ロボット少女は恋をする(9)
しかし、折角なのだから恋人っぽいことをしてみよう、という飛鳥の提案から、初心者カップルに優しい、映画館デートでもしてみることにした。
丁度、瑠璃が知っている作家が書いた小説を映画化したものを上映していた。
飛鳥も今までデートと呼べる活動をしたことが無いし、さらに相手はあの瑠璃。ガチガチに緊張しきってしまっている彼女が相手ではまともにコミュニケーションを一つ取るのでも難易度が高いと言える始末であり、相当ボロボロな結果になっていた。しかしまあ、お互い初めてなのだから、ということで、飛鳥は別に気にしていない。
そんなわけで、土曜日の夜。瑠璃とデートのようなものをした飛鳥は、家に帰ってきたわけである。
鍵を、開ける。
「……あい、てる?」
開ける方向に鍵を回しても、空回る。ほぼ同様のイベントが、少し前にあったことを思い出す。
「またか」
父親、和飛が来ているのだろう。ついでだ。ネネの事を聞いてみよう。なんとなく、深く詮索するのも躊躇われ、結局ネネが帰ってから連絡も何も入れていないのだ。

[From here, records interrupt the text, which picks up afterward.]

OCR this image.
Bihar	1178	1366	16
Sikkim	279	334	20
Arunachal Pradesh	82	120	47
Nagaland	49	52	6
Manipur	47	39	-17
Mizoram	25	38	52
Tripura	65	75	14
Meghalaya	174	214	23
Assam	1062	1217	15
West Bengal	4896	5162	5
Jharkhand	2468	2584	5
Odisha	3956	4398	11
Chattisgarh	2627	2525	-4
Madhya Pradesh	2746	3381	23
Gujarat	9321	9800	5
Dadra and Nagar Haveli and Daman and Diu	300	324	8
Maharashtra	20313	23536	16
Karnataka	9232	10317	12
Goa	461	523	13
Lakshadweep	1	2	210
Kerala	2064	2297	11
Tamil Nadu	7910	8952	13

思いながら、ドアを開けると、しかしそこには予想だにしない光景があった。
玄関にキチンとそろえられた、子供サイズな靴。
「……!」
飛鳥は、それを見て、誰が来ているかを即座に判断し、靴を脱ぎ散らかして居間へ向かった。
飛鳥も、寂しかったのだ。もうあまり、最悪二度と、会うことも無いのだろうなと思っていた人物が存在している。
素直に嬉しかった。戻ってきてくれたのか。
そんな希望的観測を抱きながら、居間のドアを開けた。
「ネネ!」
そして、そこにいた。膝の上で猫を寝転がせて、そのあまりよろしくない毛並みを梳くようにゆっくり撫で摩る、ネネが。
「あ、おかえり」
思わず張り上げた飛鳥の声で目を覚ました猫が、四肢を思い切り伸ばした後、ネネの膝の上から立ち去った。
そして、当のネネは。あの無邪気な笑みはもうどこかに置き忘れてきた、と言わんばかりの、自嘲的な笑みを浮かべて、続けた。